Release Date: March 06, 1991
Starring: Alan Rickman and Madeleine
Genre: Propagandist Political Drama
Runtime: Approximately 100 minutes
Distributor: Universal Pictures
Director: Radha Bharadwaj
Writer: Radha Bharadwaj
Address Comments To:Tom Pollock
100 Universal City
Universal City, CA 91608
As this propagandist film opens, total darkness prevails and muffled, indistinct voices can be heard. The prisoner, an unidentified young woman who writes children's stories, has been roused from her bed and is being questioned about her latest book, CLOSET LAND. Adamant concerning her innocence, she insists that the friendly red rooster in CLOSET LAND has no political significance.
However, the interrogator, a suave, nameless older man, is not easily put off. At first, he displays some restraint and uses only burning cigarettes and shocking ice water to change the prisoner's mind.

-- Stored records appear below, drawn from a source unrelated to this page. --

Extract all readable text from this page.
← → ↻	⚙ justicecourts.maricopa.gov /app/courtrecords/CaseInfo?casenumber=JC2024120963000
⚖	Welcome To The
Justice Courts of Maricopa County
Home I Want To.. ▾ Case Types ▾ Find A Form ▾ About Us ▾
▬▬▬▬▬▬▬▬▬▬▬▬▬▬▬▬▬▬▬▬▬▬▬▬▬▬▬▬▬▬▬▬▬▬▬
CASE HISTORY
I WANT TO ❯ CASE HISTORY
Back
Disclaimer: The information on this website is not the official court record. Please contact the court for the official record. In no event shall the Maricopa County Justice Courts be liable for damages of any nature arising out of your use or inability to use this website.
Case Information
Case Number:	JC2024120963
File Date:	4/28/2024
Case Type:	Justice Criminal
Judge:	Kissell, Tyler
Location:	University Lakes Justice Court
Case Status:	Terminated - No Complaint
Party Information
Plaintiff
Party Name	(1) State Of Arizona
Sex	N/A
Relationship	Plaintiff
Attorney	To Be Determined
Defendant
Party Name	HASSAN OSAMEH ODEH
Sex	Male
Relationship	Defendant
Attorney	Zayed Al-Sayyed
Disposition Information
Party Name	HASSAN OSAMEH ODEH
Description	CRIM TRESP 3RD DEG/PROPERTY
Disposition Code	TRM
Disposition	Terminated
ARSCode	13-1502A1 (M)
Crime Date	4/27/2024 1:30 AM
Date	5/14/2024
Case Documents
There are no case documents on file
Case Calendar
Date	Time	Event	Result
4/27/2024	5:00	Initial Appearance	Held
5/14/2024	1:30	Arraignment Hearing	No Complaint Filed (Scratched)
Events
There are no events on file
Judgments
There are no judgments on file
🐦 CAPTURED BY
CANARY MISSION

Before long, however, the interrogator starts to get rough with the prisoner, stretching her out on a slab where he administers electric shocks when she answers incorrectly. He then tries to break her down psychologically by asking her endless, humiliating personal questions about her love life and her troubled relationship with her mother.

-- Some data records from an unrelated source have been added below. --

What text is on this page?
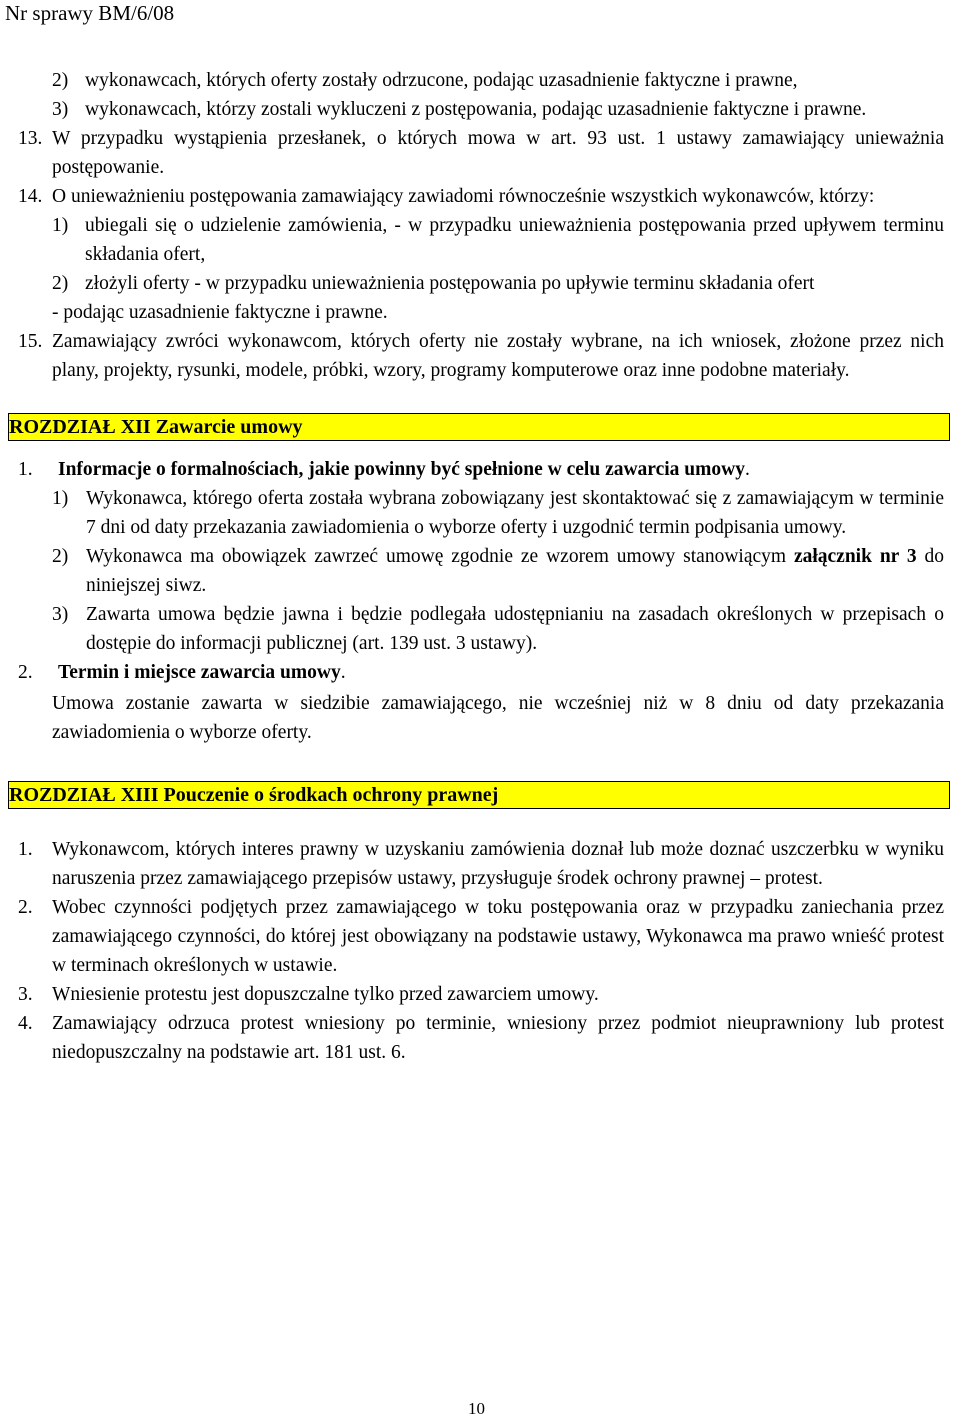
Nr sprawy BM/6/08
2) wykonawcach, których oferty zostały odrzucone, podając uzasadnienie faktyczne i prawne,
3) wykonawcach, którzy zostali wykluczeni z postępowania, podając uzasadnienie faktyczne i prawne.
13. W przypadku wystąpienia przesłanek, o których mowa w art. 93 ust. 1 ustawy zamawiający unieważnia postępowanie.
14. O unieważnieniu postępowania zamawiający zawiadomi równocześnie wszystkich wykonawców, którzy:
1) ubiegali się o udzielenie zamówienia, - w przypadku unieważnienia postępowania przed upływem terminu składania ofert,
2) złożyli oferty - w przypadku unieważnienia postępowania po upływie terminu składania ofert
- podając uzasadnienie faktyczne i prawne.
15. Zamawiający zwróci wykonawcom, których oferty nie zostały wybrane, na ich wniosek, złożone przez nich plany, projekty, rysunki, modele, próbki, wzory, programy komputerowe oraz inne podobne materiały.
ROZDZIAŁ XII Zawarcie umowy
1.	Informacje o formalnościach, jakie powinny być spełnione w celu zawarcia umowy.
1) Wykonawca, którego oferta została wybrana zobowiązany jest skontaktować się z zamawiającym w terminie 7 dni od daty przekazania zawiadomienia o wyborze oferty i uzgodnić termin podpisania umowy.
2) Wykonawca ma obowiązek zawrzeć umowę zgodnie ze wzorem umowy stanowiącym załącznik nr 3 do niniejszej siwz.
3) Zawarta umowa będzie jawna i będzie podlegała udostępnianiu na zasadach określonych w przepisach o dostępie do informacji publicznej (art. 139 ust. 3 ustawy).
2.	Termin i miejsce zawarcia umowy.
Umowa zostanie zawarta w siedzibie zamawiającego, nie wcześniej niż w 8 dniu od daty przekazania zawiadomienia o wyborze oferty.
ROZDZIAŁ XIII Pouczenie o środkach ochrony prawnej
1. Wykonawcom, których interes prawny w uzyskaniu zamówienia doznał lub może doznać uszczerbku w wyniku naruszenia przez zamawiającego przepisów ustawy, przysługuje środek ochrony prawnej – protest.
2. Wobec czynności podjętych przez zamawiającego w toku postępowania oraz w przypadku zaniechania przez zamawiającego czynności, do której jest obowiązany na podstawie ustawy, Wykonawca ma prawo wnieść protest w terminach określonych w ustawie.
3. Wniesienie protestu jest dopuszczalne tylko przed zawarciem umowy.
4. Zamawiający odrzuca protest wniesiony po terminie, wniesiony przez podmiot nieuprawniony lub protest niedopuszczalny na podstawie art. 181 ust. 6.
10
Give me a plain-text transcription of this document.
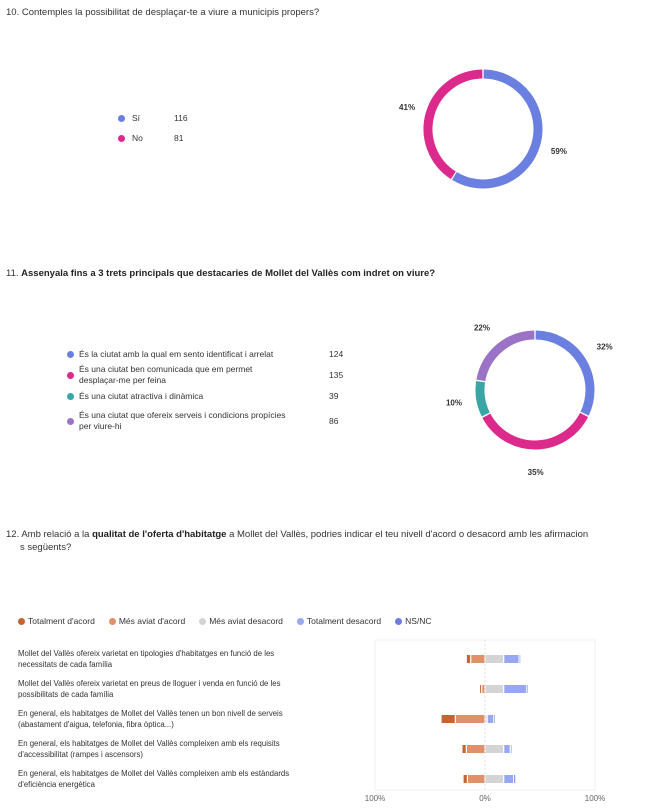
10. Contemples la possibilitat de desplaçar-te a viure a municipis propers?
Sí	116
No	81
59%
41%
11. Assenyala fins a 3 trets principals que destacaries de Mollet del Vallès com indret on viure?
És la ciutat amb la qual em sento identificat i arrelat	124
És una ciutat ben comunicada que em permet desplaçar-me per feina	135
És una ciutat atractiva i dinàmica	39
És una ciutat que ofereix serveis i condicions propícies per viure-hi	86
32%
35%
10%
22%
12. Amb relació a la qualitat de l'oferta d'habitatge a Mollet del Vallès, podries indicar el teu nivell d'acord o desacord amb les afirmacion
s següents?
Totalment d'acord	Més aviat d'acord	Més aviat desacord	Totalment desacord	NS/NC
Mollet del Vallès ofereix varietat en tipologies d'habitatges en funció de les necessitats de cada família
Mollet del Vallès ofereix varietat en preus de lloguer i venda en funció de les possibilitats de cada família
En general, els habitatges de Mollet del Vallès tenen un bon nivell de serveis (abastament d'aigua, telefonia, fibra òptica...)
En general, els habitatges de Mollet del Vallès compleixen amb els requisits d'accessibilitat (rampes i ascensors)
En general, els habitatges de Mollet del Vallès compleixen amb els estàndards d'eficiència energètica
100%	0%	100%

At one point, the interrogator renders the woman unconscious, removes her outer clothing, leaving only black underclothes, and smears makeup on her face so she appears clown-like. Then, he demeans her, making her walk around the room and pose in front of a misleading screen where he snaps her picture.

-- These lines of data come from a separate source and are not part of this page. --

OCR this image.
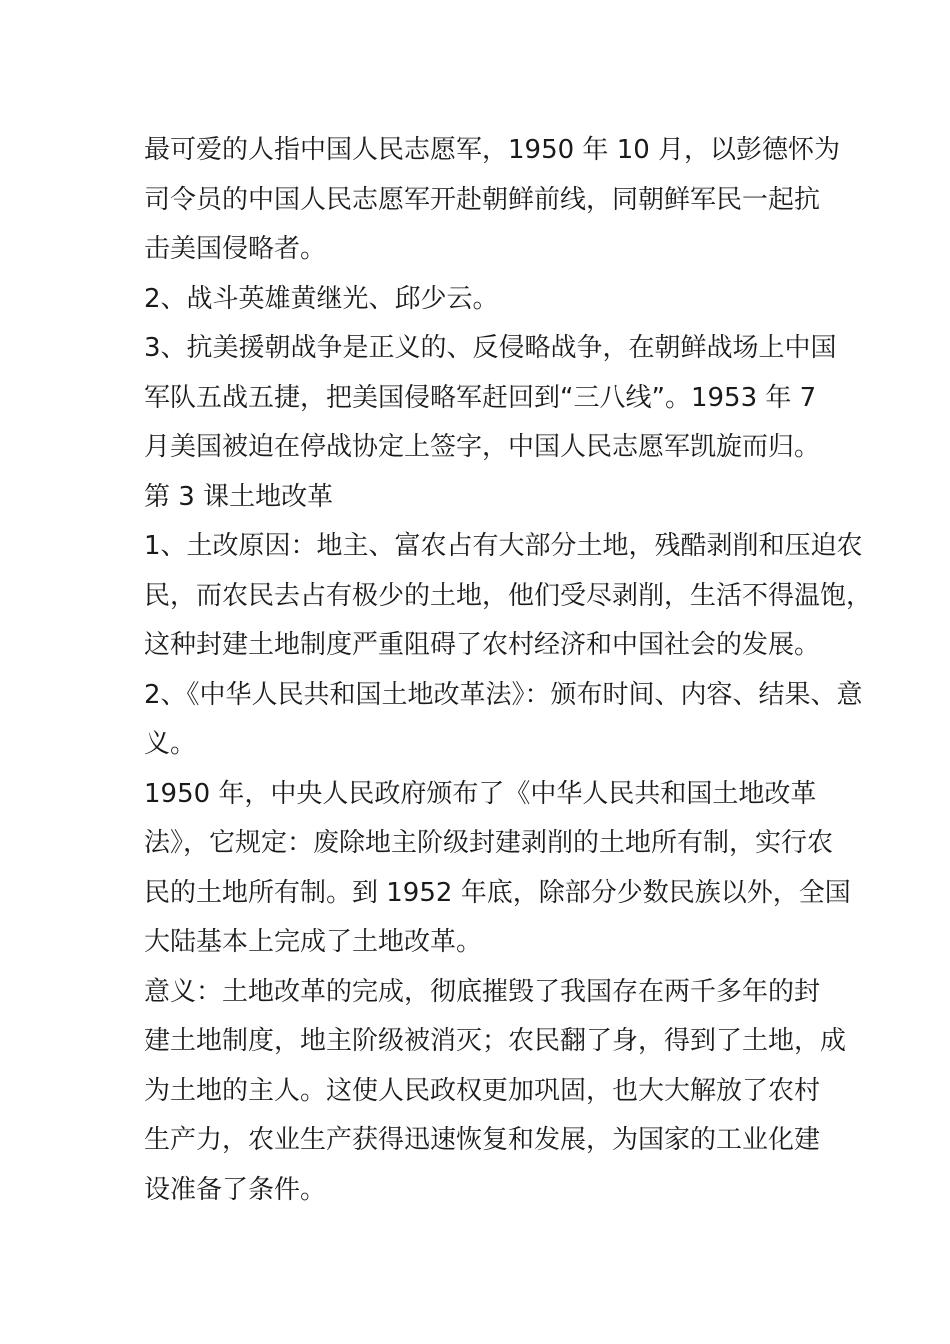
最可爱的人指中国人民志愿军，1950 年 10 月，以彭德怀为
司令员的中国人民志愿军开赴朝鲜前线，同朝鲜军民一起抗
击美国侵略者。
2、战斗英雄黄继光、邱少云。
3、抗美援朝战争是正义的、反侵略战争，在朝鲜战场上中国
军队五战五捷，把美国侵略军赶回到“三八线”。1953 年 7
月美国被迫在停战协定上签字，中国人民志愿军凯旋而归。
第 3 课土地改革
1、土改原因：地主、富农占有大部分土地，残酷剥削和压迫农
民，而农民去占有极少的土地，他们受尽剥削，生活不得温饱，
这种封建土地制度严重阻碍了农村经济和中国社会的发展。
2、《中华人民共和国土地改革法》：颁布时间、内容、结果、意
义。
1950 年，中央人民政府颁布了《中华人民共和国土地改革
法》，它规定：废除地主阶级封建剥削的土地所有制，实行农
民的土地所有制。到 1952 年底，除部分少数民族以外，全国
大陆基本上完成了土地改革。
意义：土地改革的完成，彻底摧毁了我国存在两千多年的封
建土地制度，地主阶级被消灭；农民翻了身，得到了土地，成
为土地的主人。这使人民政权更加巩固，也大大解放了农村
生产力，农业生产获得迅速恢复和发展，为国家的工业化建
设准备了条件。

Film's end offers no resolution to this senseless interrogation as the prisoner steadfastly refuses to sign and rips the confession to shreds. The entire action takes place in a cold, stark-white, sparsely furnished room complete with a set of drawers containing various implements of torture.
The message appearing on the screen at film's close urges amnesty for political prisoners in foreign lands, and for the first time, the viewer understands more about this low-budget, go-nowhere movie.
Considering the exorbitant amount of money invested in such a worthless film, one is reminded of the Almighty's question in Isaiah 55: "Why do you spend money for what is not bread, And your wages for what does not satisfy? Listen carefully to Me, and eat what is good, And let your soul delight itself in abundance." In short, CLOSET LAND should have stayed in the closet.